We may admit that the clergy are more blameworthy than the orators of rationalism. If the teachings of Jesus Christ are to be applied to the art of war, then the art of war is doomed to extinction. If the Church be an international society, based on mutual love and peace, then the perpetration of war on members of the Church is clearly wrong. If the ideals of the Christian life be charity, gentleness, forgiveness, non-resistance to evil, then all war is a violation of the faith. The question is not unimportant. It is not a subject which you can toy with, or put aside as having no immediate bearing on life and duty. If the literal application of the teaching of Christ to social and political life be impossible, then the rationalists are right when they urge us to drop a religion which we profess on Sunday and repudiate on Monday. If the fault lies not in the teaching itself but in the feebleness of the Church, then the Church
must clearly be counted a failure. If the cause of the discrepancy is to be found merely in the slowness and obstinacy of the human soul in following the path of righteousness, the practical realization of the Christian ideal will be but a question of time and effort.
The attitude of Christianity towards war may at best be described as a chapter of inconsistencies. “Can it be lawful to handle the sword,” asked Tertullian, “when the Lord Himself has declared that he who uses the sword shall perish by it?” By disarming Peter, he stated, the Lord “disarmed every soldier from that time forward.” To Origen, Christians were children of peace who, for the sake of Jesus, shunned the temptations of war, and whose only weapon was prayer. The difficulty of reconciling the profession of Christianity with the practice of war constantly exercised the minds of the early Christians. St. Basil advocated a compromise in the form of temporary exclusion from the sacrament after military service. St. Augustine came to the conclusion that the qualities of a good Christian and a good warrior were not incompatible. Gradually the dilemma ceased to trouble the minds of Christians as the needs of the State and citizenship of this
world were recognized. After some centuries the Church not only approved of war, but herself became one of the most powerful instigators to military conquest. The Crusades and the ceaseless wars of religious intolerance became “holy” as the spiritual objection to bloodshed receded before the triumphant demands of primitive passions.

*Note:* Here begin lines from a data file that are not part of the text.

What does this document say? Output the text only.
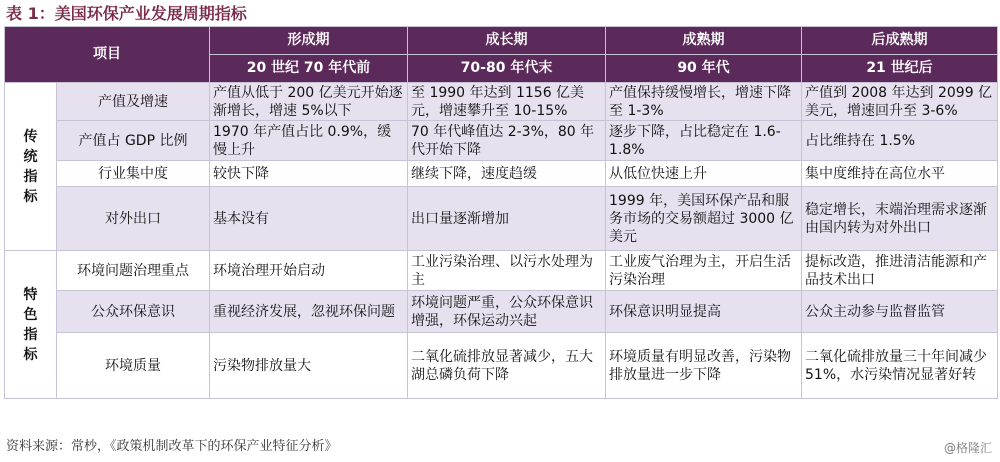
表 1：美国环保产业发展周期指标
项目		形成期	成长期	成熟期	后成熟期
		20 世纪 70 年代前	70-80 年代末	90 年代	21 世纪后

传
统
指
标	产值及增速	产值从低于 200 亿美元开始逐渐增长，增速 5%以下	至 1990 年达到 1156 亿美元，增速攀升至 10-15%	产值保持缓慢增长，增速下降至 1-3%	产值到 2008 年达到 2099 亿美元，增速回升至 3-6%
	产值占 GDP 比例	1970 年产值占比 0.9%，缓慢上升	70 年代峰值达 2-3%，80 年代开始下降	逐步下降，占比稳定在 1.6-1.8%	占比维持在 1.5%
	行业集中度	较快下降	继续下降，速度趋缓	从低位快速上升	集中度维持在高位水平
	对外出口	基本没有	出口量逐渐增加	1999 年，美国环保产品和服务市场的交易额超过 3000 亿美元	稳定增长，末端治理需求逐渐由国内转为对外出口

特
色
指
标	环境问题治理重点	环境治理开始启动	工业污染治理、以污水处理为主	工业废气治理为主，开启生活污染治理	提标改造，推进清洁能源和产品技术出口
	公众环保意识	重视经济发展，忽视环保问题	环境问题严重，公众环保意识增强，环保运动兴起	环保意识明显提高	公众主动参与监督监管
	环境质量	污染物排放量大	二氧化硫排放显著减少，五大湖总磷负荷下降	环境质量有明显改善，污染物排放量进一步下降	二氧化硫排放量三十年间减少 51%，水污染情况显著好转
资料来源：常杪，《政策机制改革下的环保产业特征分析》	@格隆汇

Now, as heretofore, we have episcopal reminders of the blessings of war. “May it not be,” wrote the Bishop of London soon after the outbreak of the war in 1914, “that this cup of hardship which we drink together will turn out to be the very draught which we need? Has there not crept a softness over the nation, a passion for amusement, a love of luxury among the rich, and of mere physical comfort among the middle class?”
He leaves the questions unanswered, and incidentally omits to dwell on the shortcomings of the poor in the direction of softness and luxury. He continues:
Not such was the nation which made the Empire, which crushed the Armada, which braved hardships of old, and drove English hearts of oak seaward round the world. We believe the old spirit is here just the same, but it needed a purifying, cleansing
draught to bring it back to its old strength and purity again, and for that second reason the cup which our Father has given us, shall we not drink it?